(Reuters) - Hollywood’s Oscar voters passed over big names including Jennifer Lopez, Eddie Murphy and Robert De Niro on Monday, while issuing a surprise first Academy Award nomination to actor Antonio Banderas for Spanish film “Pain and Glory.”
Singer and actress Lopez was widely praised for her role as an enterprising pole dancer in “Hustlers” as was Murphy for his lead role in “Dolemite is My Name.” But neither landed among the contenders for acting honors that will be awarded at the Oscars ceremony on Feb. 9 after both had been nominated for Golden Globe awards.
“The big surprise of the day has to be Jennifer Lopez not getting a best supporting actress nomination,” said Variety chief film critic Owen Gleiberman. “There was just so much buzz about it, so much expectation.

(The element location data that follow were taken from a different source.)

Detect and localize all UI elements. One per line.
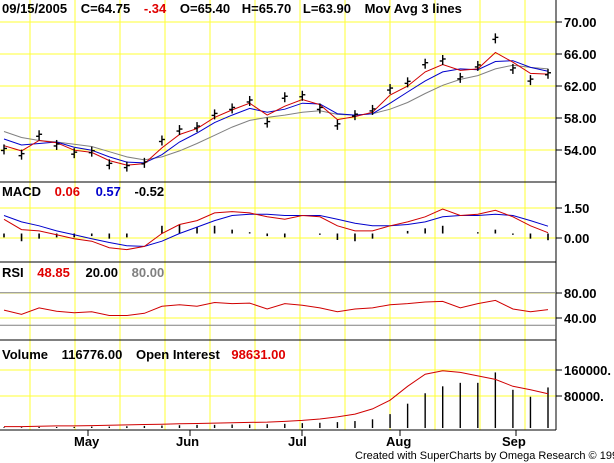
open-interest-label: Open Interest — [136, 347, 220, 362]
footer-credit: Created with SuperCharts by Omega Resear… — [355, 450, 614, 462]
y-tick-label: 70.00 — [564, 15, 597, 30]
header-open: O=65.40 — [180, 1, 230, 16]
header-close: C=64.75 — [81, 1, 131, 16]
moving-average-slow-line — [3, 64, 549, 161]
macd-signal-line — [3, 213, 549, 247]
y-tick-label: 54.00 — [564, 143, 597, 158]
open-interest-value: 98631.00 — [231, 347, 285, 362]
y-tick-label: 62.00 — [564, 79, 597, 94]
header-high: H=65.70 — [242, 1, 292, 16]
x-month-label: Jun — [176, 434, 199, 449]
y-tick-label: 80000. — [564, 389, 604, 404]
open-interest-line — [4, 370, 549, 428]
svg-text:MACD 0.06 0.57: MACD 0.06 0.57 -0.52 — [2, 184, 164, 199]
price-header: 09/15/2005 C=64.75 -.34 O=65.40 H=65.70 … — [2, 1, 462, 16]
svg-text:RSI 48.85 20.0: RSI 48.85 20.00 80.00 — [2, 265, 164, 280]
macd-label: MACD — [2, 184, 41, 199]
volume-value: 116776.00 — [62, 347, 123, 362]
moving-average-fast-line — [3, 51, 549, 166]
volume-label: Volume — [2, 347, 48, 362]
y-tick-label: 1.50 — [564, 201, 589, 216]
header-study: Mov Avg 3 lines — [365, 1, 462, 16]
y-tick-labels: 70.00 66.00 62.00 58.00 54.00 1.50 0.00 80.00 40… — [556, 15, 611, 404]
header-low: L=63.90 — [303, 1, 351, 16]
rsi-label: RSI — [2, 265, 24, 280]
y-tick-label: 66.00 — [564, 47, 597, 62]
rsi-header: RSI 48.85 20.00 80.00 — [2, 265, 164, 280]
x-month-label: Aug — [386, 434, 411, 449]
x-month-labels: May Jun Jul Aug Sep — [74, 430, 526, 449]
y-tick-label: 40.00 — [564, 311, 597, 326]
header-change: -.34 — [144, 1, 167, 16]
rsi-upper-level: 80.00 — [132, 265, 165, 280]
y-tick-label: 160000. — [564, 363, 611, 378]
macd-value: 0.06 — [55, 184, 80, 199]
y-tick-label: 58.00 — [564, 111, 597, 126]
rsi-line — [3, 299, 549, 316]
header-date: 09/15/2005 — [2, 1, 67, 16]
y-tick-label: 80.00 — [564, 286, 597, 301]
x-month-label: May — [74, 434, 100, 449]
macd-line — [3, 208, 549, 251]
macd-histogram-value: -0.52 — [135, 184, 165, 199]
svg-text:09/15/2005 C=64.75: 09/15/2005 C=64.75 -.34 O=65.40 H=65.70 … — [2, 1, 462, 16]
rsi-lower-level: 20.00 — [85, 265, 118, 280]
macd-header: MACD 0.06 0.57 -0.52 — [2, 184, 164, 199]
x-month-label: Sep — [502, 434, 526, 449]
y-tick-label: 0.00 — [564, 231, 589, 246]
svg-text:Volume 116776.00: Volume 116776.00 Open Interest 98631.00 — [2, 347, 286, 362]
macd-signal-value: 0.57 — [96, 184, 121, 199]
rsi-value: 48.85 — [37, 265, 70, 280]
x-month-label: Jul — [288, 434, 307, 449]
plot-layer — [0, 33, 556, 428]
volume-header: Volume 116776.00 Open Interest 98631.00 — [2, 347, 286, 362]
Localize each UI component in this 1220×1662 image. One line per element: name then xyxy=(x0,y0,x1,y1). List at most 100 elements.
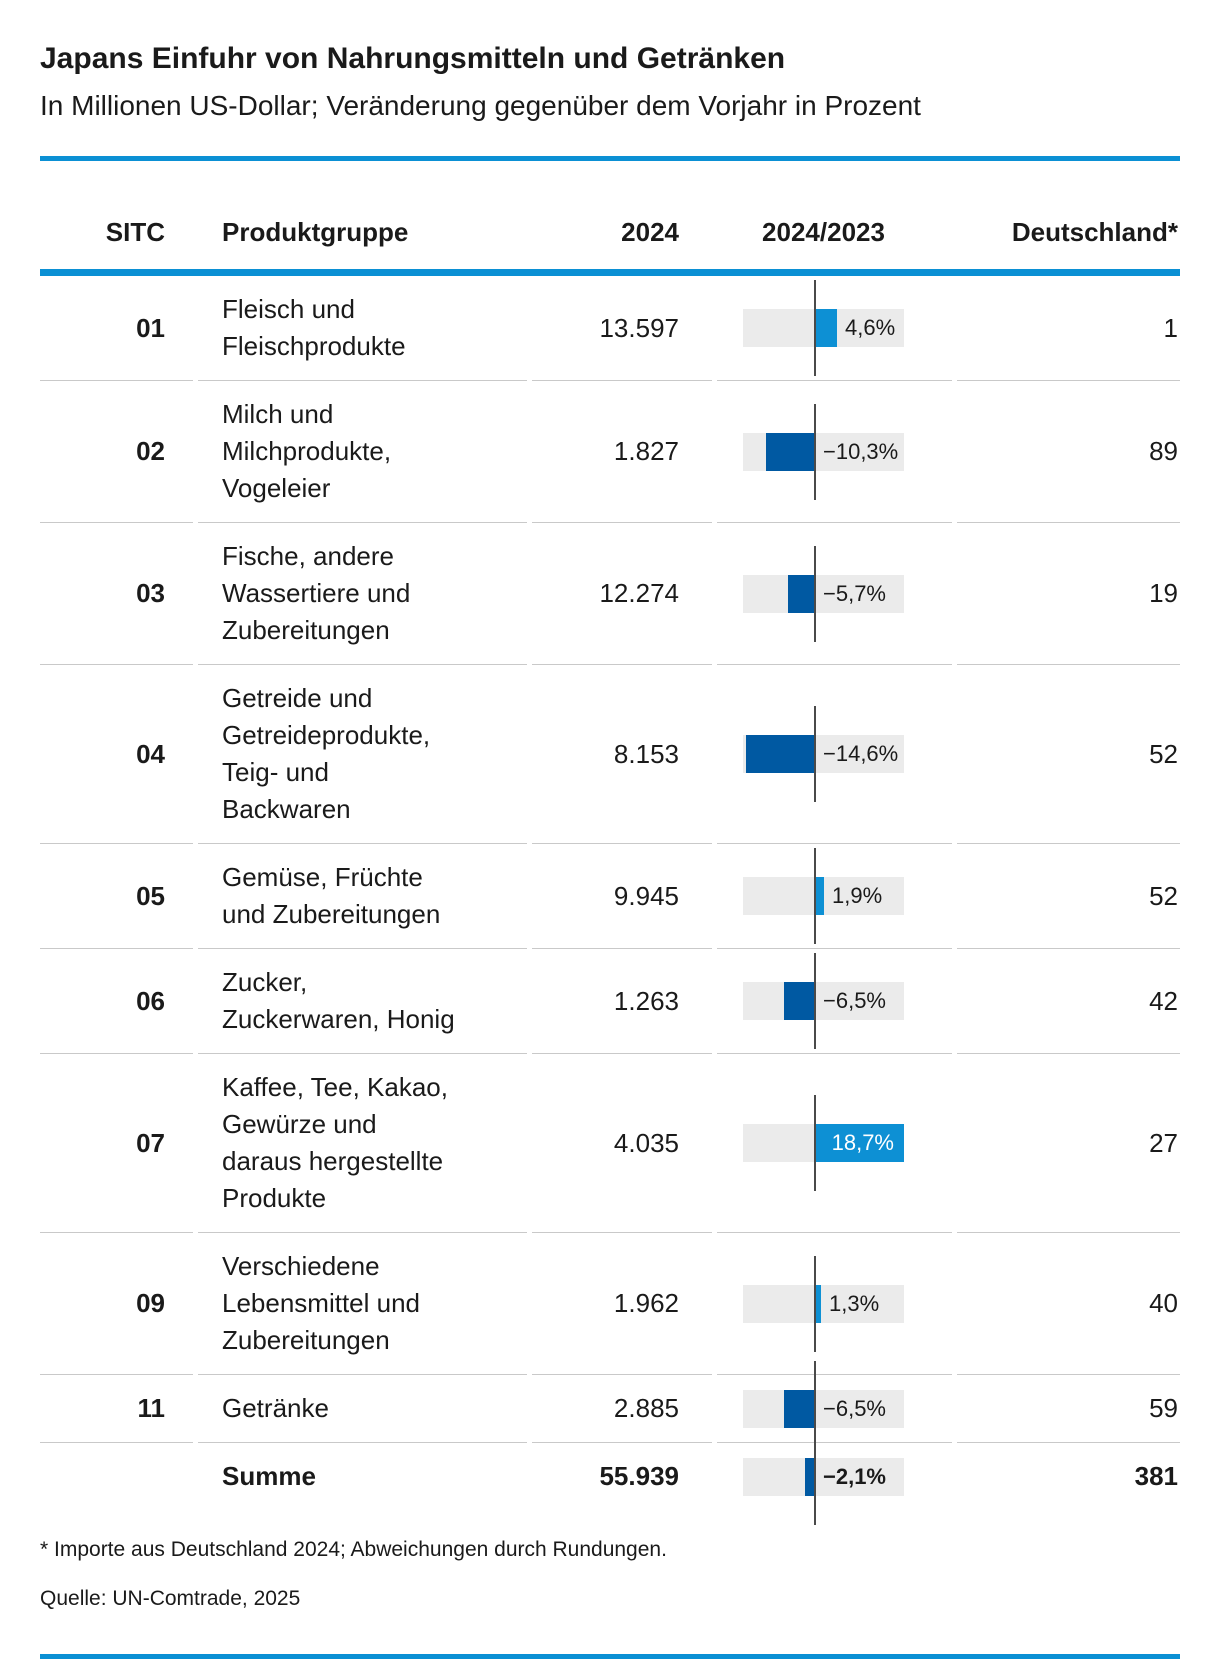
bottom-divider xyxy=(40,1654,1180,1659)
bar-track xyxy=(743,1389,904,1428)
germany-value: 27 xyxy=(957,1053,1180,1232)
product-group: Fische, andere Wassertiere und Zubereitung… xyxy=(198,522,527,664)
value-2024: 4.035 xyxy=(532,1053,712,1232)
table-header-row: SITC Produktgruppe 2024 2024/2023 Deutsc… xyxy=(40,161,1180,276)
product-group-line: Milch und xyxy=(222,399,334,429)
page-subtitle: In Millionen US-Dollar; Veränderung gege… xyxy=(40,90,921,121)
sitc-code: 09 xyxy=(40,1232,193,1374)
germany-value: 52 xyxy=(957,843,1180,948)
value-2024: 1.962 xyxy=(532,1232,712,1374)
product-group: Getreide und Getreideprodukte, Teig- und Ba… xyxy=(198,664,527,843)
product-group-line: Getreide und xyxy=(222,683,373,713)
change-bar-cell: −6,5% xyxy=(717,1360,952,1457)
change-bar-cell: 1,3% xyxy=(717,1232,952,1374)
product-group: Gemüse, Früchte und Zubereitungen xyxy=(198,843,527,948)
zero-axis-line xyxy=(814,1428,816,1525)
change-bar xyxy=(746,735,815,773)
sitc-code xyxy=(40,1442,193,1510)
change-label: −14,6% xyxy=(823,741,899,766)
bar-track xyxy=(743,982,904,1020)
sitc-code: 02 xyxy=(40,380,193,522)
change-bar-cell: 1,9% xyxy=(717,843,952,948)
sitc-code: 11 xyxy=(40,1374,193,1442)
product-group: Kaffee, Tee, Kakao, Gewürze und daraus her… xyxy=(198,1053,527,1232)
sitc-code: 03 xyxy=(40,522,193,664)
bar-track xyxy=(743,1284,904,1323)
zero-axis-line xyxy=(814,403,816,500)
change-bar-cell: −2,1% xyxy=(717,1428,952,1525)
value-2024: 9.945 xyxy=(532,843,712,948)
product-group-line: Fische, andere xyxy=(222,541,394,571)
product-group-line: Getränke xyxy=(222,1393,329,1423)
product-group-line: Zubereitungen xyxy=(222,1325,390,1355)
change-label: 1,9% xyxy=(832,883,883,908)
value-2024: 8.153 xyxy=(532,664,712,843)
product-group-line: Verschiedene xyxy=(222,1251,380,1281)
germany-value: 40 xyxy=(957,1232,1180,1374)
value-2024: 13.597 xyxy=(599,312,679,343)
germany-value: 59 xyxy=(957,1374,1180,1442)
zero-axis-line xyxy=(814,1095,816,1191)
change-bar-cell: −5,7% xyxy=(717,522,952,664)
product-group-line: Kaffee, Tee, Kakao, xyxy=(222,1072,448,1102)
column-header-germany: Deutschland* xyxy=(1011,217,1178,247)
column-header-change-label: 2024/2023 xyxy=(762,217,885,247)
change-bar xyxy=(788,574,815,613)
change-label: −6,5% xyxy=(823,988,886,1013)
zero-axis-line xyxy=(814,1360,816,1457)
column-header-change: 2024/2023 xyxy=(717,217,952,248)
product-group-line: Milchprodukte, xyxy=(222,436,392,466)
page-title: Japans Einfuhr von Nahrungsmitteln und G… xyxy=(40,42,786,75)
product-group-line: Backwaren xyxy=(222,794,351,824)
sitc-code: 04 xyxy=(40,664,193,843)
change-bar-cell: −14,6% xyxy=(717,664,952,843)
change-label: −10,3% xyxy=(823,438,899,464)
product-group-line: Produkte xyxy=(222,1183,327,1213)
change-label: 4,6% xyxy=(845,315,896,340)
product-group-line: Lebensmittel und xyxy=(222,1288,421,1318)
germany-value: 52 xyxy=(957,664,1180,843)
product-group-line: Summe xyxy=(222,1461,316,1491)
product-group-line: Gewürze und xyxy=(222,1109,377,1139)
germany-value: 89 xyxy=(957,380,1180,522)
change-label: 18,7% xyxy=(831,1130,894,1155)
sitc-code: 01 xyxy=(136,312,165,343)
product-group-line: Getreideprodukte, xyxy=(222,720,431,750)
source-line: Quelle: UN-Comtrade, 2025 xyxy=(40,1587,301,1610)
column-header-2024: 2024 xyxy=(621,217,679,247)
bar-track xyxy=(743,1457,904,1496)
sitc-code: 07 xyxy=(40,1053,193,1232)
product-group-line: Zubereitungen xyxy=(222,615,390,645)
product-group-line: daraus hergestellte xyxy=(222,1146,444,1176)
zero-axis-line xyxy=(814,1255,816,1352)
product-group: Milch und Milchprodukte, Vogeleier xyxy=(198,380,527,522)
change-label: −5,7% xyxy=(823,580,886,606)
change-label: 1,3% xyxy=(829,1290,880,1316)
change-bar xyxy=(805,1457,815,1496)
zero-axis-line xyxy=(814,280,816,376)
change-bar-cell: 4,6% xyxy=(717,276,952,380)
zero-axis-line xyxy=(814,848,816,944)
germany-value: 381 xyxy=(957,1442,1180,1510)
change-bar xyxy=(815,1284,821,1323)
change-bar-cell: −6,5% xyxy=(717,948,952,1053)
germany-value: 1 xyxy=(1163,312,1178,343)
change-bar xyxy=(766,432,815,471)
product-group: Summe xyxy=(198,1442,527,1510)
value-2024: 1.827 xyxy=(532,380,712,522)
change-bar xyxy=(815,309,837,347)
footnote: * Importe aus Deutschland 2024; Abweichu… xyxy=(40,1538,667,1561)
data-table: 01 Fleisch und Fleischprodukte 13.597 4,6% 1 0… xyxy=(40,276,1180,1525)
bar-track xyxy=(743,574,904,613)
product-group-line: Fleisch und xyxy=(222,294,355,324)
top-divider xyxy=(40,156,1180,161)
change-bar xyxy=(815,1124,904,1162)
change-bar xyxy=(815,877,824,915)
germany-value: 19 xyxy=(957,522,1180,664)
product-group-line: Zucker, xyxy=(222,967,308,997)
change-bar xyxy=(784,982,815,1020)
product-group-line: Wassertiere und xyxy=(222,578,411,608)
value-2024: 1.263 xyxy=(532,948,712,1053)
value-2024: 2.885 xyxy=(532,1374,712,1442)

A lot of people thought she was going to win.”
The Academy of Motion Picture Arts and Sciences, the roughly 8,000-member group that hands out the Oscars, also continued Hollywood’s streak of giving a cold shoulder to Robert De Niro’s performance in “The Irishman.”
Two-time Oscar winner De Niro was nominated as a producer of “The Irishman,” which will compete for best picture, but not for his acting in the gangster epic. He also failed to land a Golden Globe or Screen Actors Guild Award nomination for the part.
Comic actor Adam Sandler had won acclaim for his dramatic role in crime thriller “Uncut Gems,” but voters left him out of the Oscar nominations. Gleiberman called Sandler’s performance “extraordinary.”
“It’s an amazing movie, a truly great performance that shows that Adam Sandler really had a kind of greatness in him,” Gleiberman said.
Awkwafina, who won a Golden Globe for playing a doting granddaughter in “The Farewell,” also was left out of the acting nods.
Walt Disney Co’s blockbuster sequel “Frozen 2” failed to secure a spot in the best animated feature category, which included two lesser-known entries from Netflix Inc - “Klaus” and “I Lost My Body.”
The academy attracted renewed criticism for failing to recognize female directors by leaving out “Little Women” filmmaker Greta Gerwig. She was nominated for adapted screenplay but not for best director.
Actress Issa Rae, one of the presenters of the nominations, quipped “congratulations to those men” when the director nominees were announced, and #DirectorsSoMale became a trending topic on Twitter.
The Academy did not immediately respond to a request for comment about criticism regarding lack of diversity.
Overall, “Little Women” received six nominations including best picture and a surprise nod for supporting actress Florence Pugh as difficult daughter Amy March.
Gerwig said she was “brimming with happiness” after the nominations were announced.
“I don’t necessarily see the omission of Greta Gerwig from this year’s slate of nominees as a gender-based decision,” Gleiberman said.
“The larger gender-based thing is that we need many, many more movies, major movies directed by women. That’s only going to happen when we have more and more women in the positions of power,” Gleiberman added.
Only one of the 20 acting nominees was a person of color. Cynthia Erivo was nominated for her lead role as anti-slavery activist Harriet Tubman in “Harriet.”
That prompted some Twitter users to revive the #OscarsSoWhite hashtag that exploded in 2015.
The film academy has since moved to diversify its mostly white, male membership by inviting more women and people of color to join.
Banderas, the 59-year-old veteran of movies including “The Mask of Zorro” and “Evita,” received his first Oscar nomination for playing a film director reflecting on his life choices in “Pain and Glory.” The movie was directed by Pedro Almodóvar, who based the film on his own life story.